Find Us On Social Media :

IDC & Red Hat: Pelatihan TI yang Konsisten Bisa Tingkatkan ROI

By Liana Threestayanti, Selasa, 9 Februari 2021 | 18:30 WIB

Ilustrasi Training dan Sertifikasi Red Hat

Pelatihan dan pembelajaran teknologi yang konsisten dapat membantu perusahaan mencapai return on investment (ROI) rata-rata tiga tahun sebesar 365%.

Hal itu terungkap dalam sebuah laporan dari IDC dan Red Hat Inc. Tidak hanya itu, berkat pelatihan pula, produktivitas tim DevOps meningkat 44%; efisiensi tim infrastruktur TI naik 34%; kecepatan deployment sumber daya TI meningkat 59%; dengan karyawan baru yang sudah dilatih, produktivitas penuh bisa dicapai 76% lebih cepat; dan kompetensi staf (untuk Red Hat OpenShift) naik 10x.
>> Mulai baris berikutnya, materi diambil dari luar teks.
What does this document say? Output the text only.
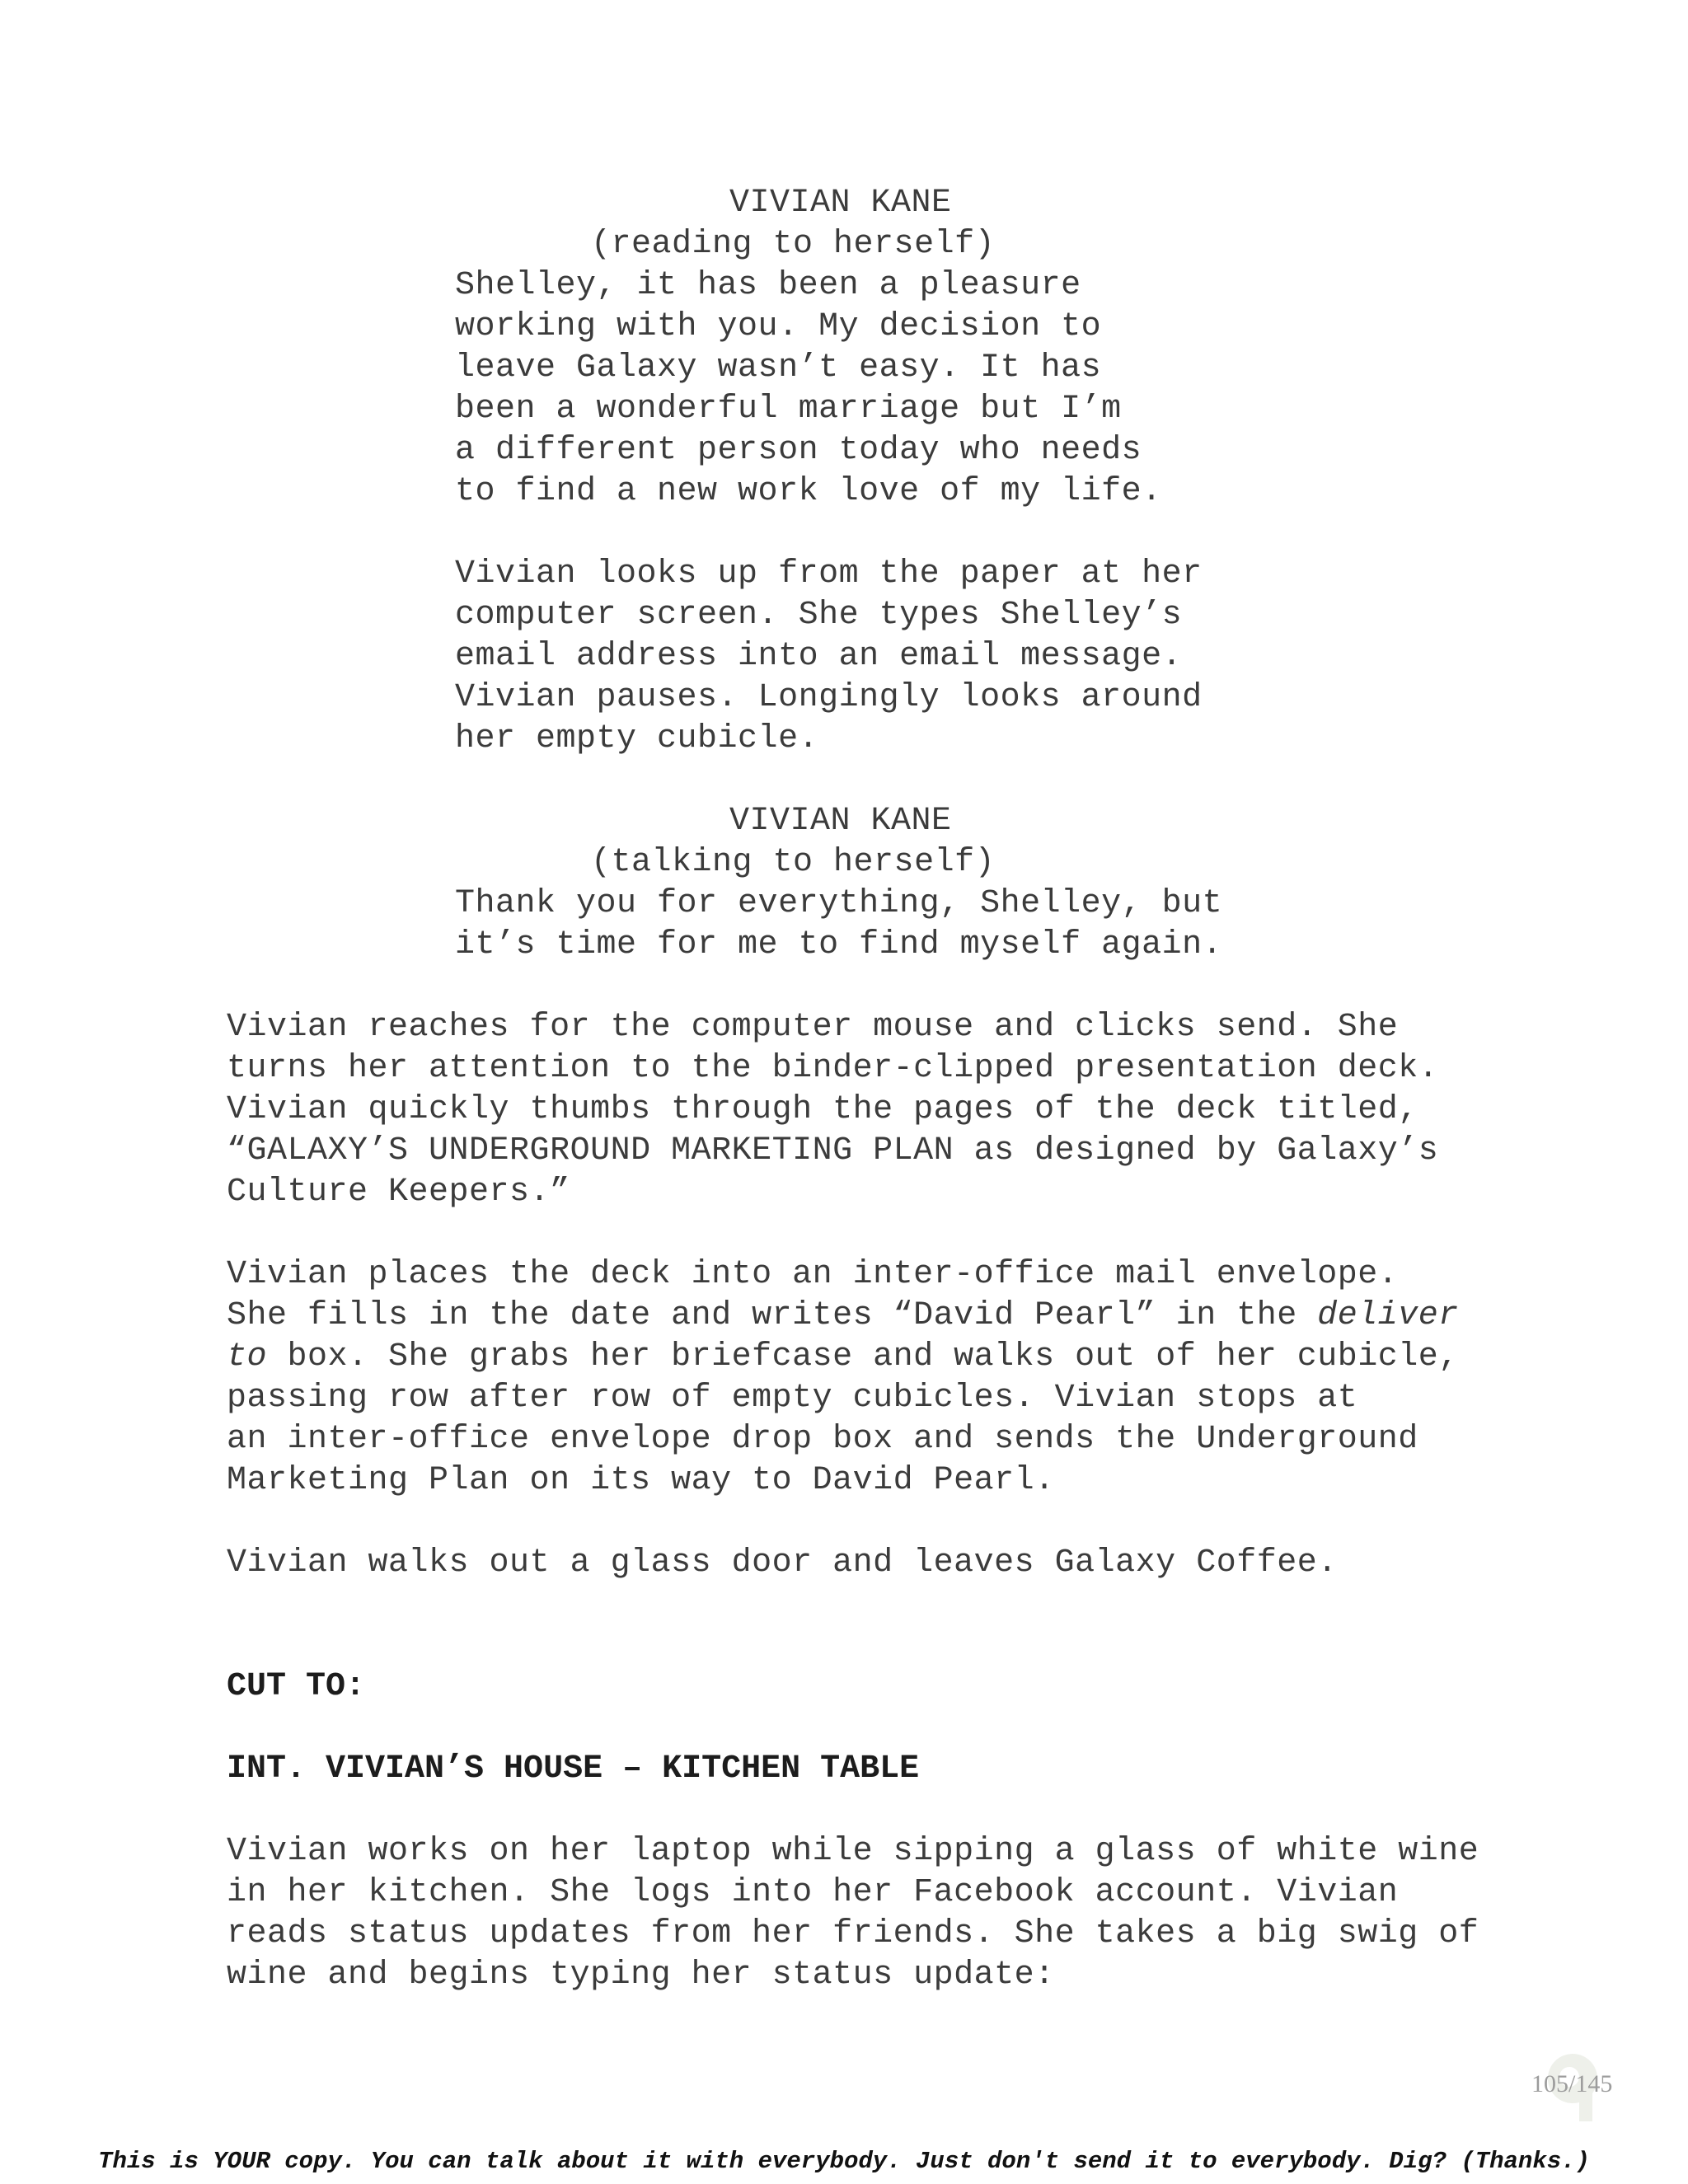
VIVIAN KANE
(reading to herself)
Shelley, it has been a pleasure
working with you. My decision to
leave Galaxy wasn’t easy. It has
been a wonderful marriage but I’m
a different person today who needs
to find a new work love of my life.
Vivian looks up from the paper at her
computer screen. She types Shelley’s
email address into an email message.
Vivian pauses. Longingly looks around
her empty cubicle.
VIVIAN KANE
(talking to herself)
Thank you for everything, Shelley, but
it’s time for me to find myself again.
Vivian reaches for the computer mouse and clicks send. She
turns her attention to the binder-clipped presentation deck.
Vivian quickly thumbs through the pages of the deck titled,
“GALAXY’S UNDERGROUND MARKETING PLAN as designed by Galaxy’s
Culture Keepers.”
Vivian places the deck into an inter-office mail envelope.
She fills in the date and writes “David Pearl” in the deliver
to box. She grabs her briefcase and walks out of her cubicle,
passing row after row of empty cubicles. Vivian stops at
an inter-office envelope drop box and sends the Underground
Marketing Plan on its way to David Pearl.
Vivian walks out a glass door and leaves Galaxy Coffee.
CUT TO:
INT. VIVIAN’S HOUSE – KITCHEN TABLE
Vivian works on her laptop while sipping a glass of white wine
in her kitchen. She logs into her Facebook account. Vivian
reads status updates from her friends. She takes a big swig of
wine and begins typing her status update:
105/145
This is YOUR copy. You can talk about it with everybody. Just don't send it to everybody. Dig? (Thanks.)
Hasil studi ini menjadi sangat penting jika melihat proyeksi IDC. Firma riset global ini memperkirakan bahwa perusahaan/organisasi akan membuat lebih dari 500 juta aplikasi baru secara global pada tahun 2023. Untuk mencapainya, organisasi TI tentu perlu melatih tim pengembangan agar menghasilkan aplikasi dan fitur-fitur yang mumpuni dan inovatif.

Dalam studi ini, IDC meneliti nilai dan manfaat yang diperoleh perusahaan/organisasi yang memiliki tim TI yang beragam, saat mereka menyelesaikan kursus training Red Hat melalui program Training dan Sertifikasi Red Hat. 

Studi ini melibatkan para pemimpin TI di berbagai perusahaan berskala besar, yang mencakup berbagai industri dan negara. Responden rata-rata mengirimkan 302 staf untuk mengikuti total rata-rata 363 kursus yang diselenggarakan Red Hat setiap tahun.

“Saat perusahaan/organisasi makin menimbang-nimbang kemana mereka menginvestasikan anggarannya, studi yang disponsori oleh Red Hat ini menemukan bahwa meningkatkan porsi anggaran transformasi digital yang biasanya dialokasikan sebesar 5 persen untuk training, menjadi 6,5 persen, dapat meningkatkan peluang mencapai target bisnis dari 50 persen menjadi lebih dari 80 persen,” ungkap Ken Goetz, Global Vice President, Core Services, Red Hat. 

Melalui pelatihan, nilai tahunan yang bisa diraih adalah rata-rata US$43.800 per karyawan yang dilatih, atau setara dengan US$5,71 juta per perusahaan. Staf TI yang terlatih akan menghasilkan produktivitas, mitigasi risiko, dan penghematan biaya infrastruktur TI yang lebih besar. 

Terkait dengan proses kerja, kesiapan kerja akan meningkat 76 persen ketika anggota tim yang baru terlebih dahulu menyelesaikan training Red Hat, dibandingkan 55 persen yang didapatkan kala mereka baru di-training dalam proses bergabung.

Tim dengan training Red Hat dapat menjalankan sumber daya TI - termasuk server fisik, VM, container, dan penyimpanan (storage) – 59 persen lebih cepat.  Lebih jauh, studi ini menemukan bahwa tim DevOps yang terlatih akan 44 persen lebih produktif dan tim infrastruktur TI akan 34 persen lebih efisien dibandingkan tim tanpa training.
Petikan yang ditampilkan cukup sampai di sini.